IUPAC proposes four new chemical element names

Thursday, June 9, 2016

The periodic table as it stands today. The four newly discovered elements are officially added by IUPAC following the five months of public review. The new names would replace the current placeholder names.
Image: Sandbh.

The International Union of Pure and Applied Chemistry (IUPAC) announced yesterday the proposed names of four chemical elements recently discovered by scientists around the world. According to the rules of IUPAC, the four names — nihonium, moscovium, tennessine, and oganesson — are to be subject to a five-month period of public scrutiny which ends November 2016. IUPAC allows the teams of scientists who discover and synthesize new elements to name them, subject to process.

Element number 113, nihonium, is named after the Japanese name for the country of JapanNihon — where it was first synthesized and discovered by researchers at the RIKEN institute.

Elements 115 and 117, moscovium and tennessine, were co-discovered by researchers in the United States and Russia. Moscovium's name comes from the Moscow-based Joint Institute of Nuclear Research where researchers discovered the element. Similarly, tennessine is named after the US state of Tennessee where chemical research is commonly conducted.

Lastly, element number 118, oganesson, is named for a Russian physicist, Yuri Oganessian, team leader from the synthesis of tennessine, element 117.

Elements 113, 115, 117, and 118 complete the bottom row of the current periodic table.
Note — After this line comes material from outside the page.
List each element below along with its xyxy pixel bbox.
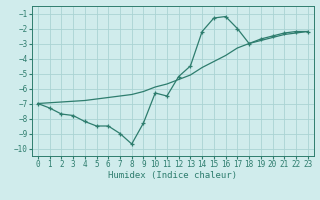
X-axis label: Humidex (Indice chaleur): Humidex (Indice chaleur) (108, 171, 237, 180)
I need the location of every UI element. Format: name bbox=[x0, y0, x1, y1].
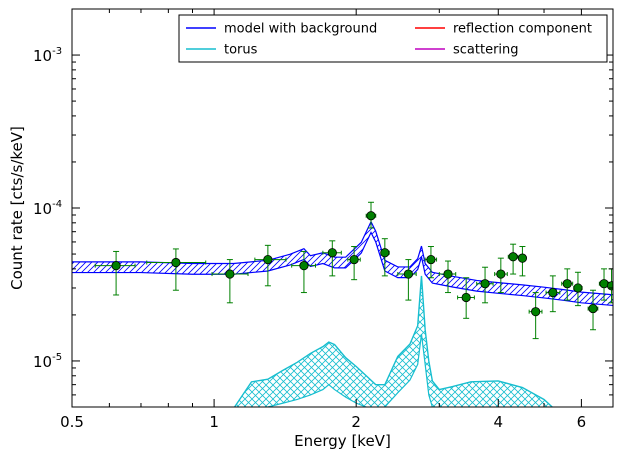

Further discoveries would likely add a new row on the table. Currently, these elements are given the systematic placeholder names ununtrium, ununpentium, ununseptium and ununoctium, respectively.

The elements are formed as a result of colliding two smaller atoms together to form a larger atom. These resultant atoms are made in small amounts, are generally unstable, and decompose into smaller components in periods of time less than a second.

IUPAC confirmed discovery of these four elements in December. These were the first confirmed discoveries since IUPAC confirmed elements 114 and 116, flerovium and livermorium, in 2011.